All our existing mechanisms of managing programs and engineering projects, all those things are really going to be not fast enough at the pace at which you want to innovate. So it requires a different style of management where you are not down to the details. And then sometimes you don't need to actually engage every layer of managers before you get to the person who's actually designing the product and then writing the code and so forth. So I actually changed my style pretty drastically in the past three years for that reason as well.
And then the third one goes without saying, it's an HAQM DNA. Work backwards from the customer problem and the business objective you want to accomplish. At the end of the day, as much as I'm passionate about GenAI, AI, and data, it's a means to an end to solve something for your customer and for your business.
This is why, even in the early days of deep learning, but also early days of GenAI, we all build a lot of proof of concepts and they all went to the graveyard to die a slow painful death. Because we really didn't see which one is going to really make an impact to my business in terms of return on investment.
And that is so important more than ever because especially in the GenAI world where the cost is really, really high. And you saw my launches, a lot of these are all around how do you manage things at scale? If you saw the SageMaker HyperPod task governance, this is a big lesson in HAQM. Like last year we had lot of GenAI projects.
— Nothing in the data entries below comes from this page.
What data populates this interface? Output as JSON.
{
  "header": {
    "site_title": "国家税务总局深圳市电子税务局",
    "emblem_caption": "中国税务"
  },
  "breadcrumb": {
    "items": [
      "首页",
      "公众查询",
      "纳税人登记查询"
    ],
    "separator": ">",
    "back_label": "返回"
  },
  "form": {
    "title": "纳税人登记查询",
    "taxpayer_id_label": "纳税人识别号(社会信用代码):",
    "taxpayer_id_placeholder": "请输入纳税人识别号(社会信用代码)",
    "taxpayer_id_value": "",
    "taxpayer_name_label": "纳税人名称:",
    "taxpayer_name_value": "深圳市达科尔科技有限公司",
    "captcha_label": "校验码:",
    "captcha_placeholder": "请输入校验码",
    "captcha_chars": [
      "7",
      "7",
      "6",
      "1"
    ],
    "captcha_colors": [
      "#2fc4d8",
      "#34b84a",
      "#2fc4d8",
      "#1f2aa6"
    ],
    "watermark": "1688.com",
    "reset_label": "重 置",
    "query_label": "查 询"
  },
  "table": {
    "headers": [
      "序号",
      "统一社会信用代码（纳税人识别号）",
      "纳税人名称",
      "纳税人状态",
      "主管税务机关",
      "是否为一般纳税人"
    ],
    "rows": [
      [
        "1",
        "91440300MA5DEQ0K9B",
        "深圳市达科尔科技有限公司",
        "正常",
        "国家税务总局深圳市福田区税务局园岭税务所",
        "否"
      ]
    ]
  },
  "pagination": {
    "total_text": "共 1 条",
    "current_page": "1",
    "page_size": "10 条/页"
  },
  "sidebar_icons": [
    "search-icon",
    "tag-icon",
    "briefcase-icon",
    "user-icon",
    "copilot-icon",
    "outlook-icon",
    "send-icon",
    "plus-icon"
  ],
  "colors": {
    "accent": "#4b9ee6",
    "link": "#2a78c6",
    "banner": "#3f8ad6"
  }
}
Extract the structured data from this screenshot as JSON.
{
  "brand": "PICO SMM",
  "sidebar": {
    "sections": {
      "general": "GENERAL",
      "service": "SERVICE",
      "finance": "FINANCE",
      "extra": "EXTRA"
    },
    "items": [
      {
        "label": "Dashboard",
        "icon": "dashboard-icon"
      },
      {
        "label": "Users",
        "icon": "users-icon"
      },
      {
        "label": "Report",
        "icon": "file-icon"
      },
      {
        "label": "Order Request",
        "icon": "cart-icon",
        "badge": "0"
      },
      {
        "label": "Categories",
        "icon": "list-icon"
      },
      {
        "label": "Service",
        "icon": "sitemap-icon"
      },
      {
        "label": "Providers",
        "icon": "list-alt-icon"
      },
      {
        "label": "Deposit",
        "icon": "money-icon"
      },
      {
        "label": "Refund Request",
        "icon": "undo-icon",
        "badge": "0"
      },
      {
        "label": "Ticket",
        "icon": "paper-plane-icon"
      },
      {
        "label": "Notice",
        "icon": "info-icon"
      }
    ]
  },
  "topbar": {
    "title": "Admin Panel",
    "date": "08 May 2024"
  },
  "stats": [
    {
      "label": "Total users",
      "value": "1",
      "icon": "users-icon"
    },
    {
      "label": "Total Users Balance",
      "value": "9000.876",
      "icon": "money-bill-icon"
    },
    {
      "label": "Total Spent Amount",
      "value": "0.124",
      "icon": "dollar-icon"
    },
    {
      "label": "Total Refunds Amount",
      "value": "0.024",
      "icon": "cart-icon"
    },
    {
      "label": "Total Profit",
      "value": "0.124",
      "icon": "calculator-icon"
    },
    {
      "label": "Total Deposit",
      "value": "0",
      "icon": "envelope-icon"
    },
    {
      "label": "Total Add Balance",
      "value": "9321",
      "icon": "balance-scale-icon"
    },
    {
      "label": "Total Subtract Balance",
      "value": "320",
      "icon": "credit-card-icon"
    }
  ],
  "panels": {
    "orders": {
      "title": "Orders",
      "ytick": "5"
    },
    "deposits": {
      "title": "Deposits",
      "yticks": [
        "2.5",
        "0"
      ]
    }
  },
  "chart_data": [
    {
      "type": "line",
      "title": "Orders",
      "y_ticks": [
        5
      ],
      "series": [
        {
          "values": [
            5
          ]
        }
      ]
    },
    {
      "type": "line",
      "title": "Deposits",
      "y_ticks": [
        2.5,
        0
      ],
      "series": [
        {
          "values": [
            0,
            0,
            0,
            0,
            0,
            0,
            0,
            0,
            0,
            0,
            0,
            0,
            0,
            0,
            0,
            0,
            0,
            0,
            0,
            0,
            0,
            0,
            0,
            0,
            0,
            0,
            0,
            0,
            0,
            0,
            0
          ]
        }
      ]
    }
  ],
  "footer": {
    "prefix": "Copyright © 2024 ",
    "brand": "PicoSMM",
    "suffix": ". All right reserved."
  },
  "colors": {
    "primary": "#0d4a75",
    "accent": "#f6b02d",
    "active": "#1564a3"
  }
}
And you can call them inference and training and fine-tuning and experiment. And we internally built a system to automatically move resources between that. Because inference, the cool thing about inference is, I shouldn't say cool thing. The challenging thing about inference is let's say in something like our shopping agent requires 1,000 training in two instances at its peak. The nighttime, not that many people shop, but you can't have those instances sitting idle. But ideally you would want to actually give it to workloads that are not time sensitive like training or fine-tuning experiments.
This required active resource management. So we ended up building the system. And then we said, actually when we talked to many of our customers, especially CEOs, they said, "I am pouring so much money into this, but my utilization is not that high. Why is it so?" Then we actually said, "This is what we internally do." They said, "Why can't I have it in SageMaker?"
That was a big lesson. To actually do GenAI at scale, you've got to actually be exceptionally good at managing costs. That's why you saw so much attention on hyper-powered task governance, but also doing scale at inference with model distillation. And also actually things like intelligent prompt routing. These are the techniques we internally use because our GenAI projects especially, they are reaching at a scale where every percentage improvement in utilization and cost really matter.
Jonathan Allen:
I was meeting with a customer yesterday and they had identified, now I've seen this a few times, they've had 100 candidates for GenAI things they want to do. They isolate in on a few and then they have trouble getting going with those one or two. There are blockers as we know.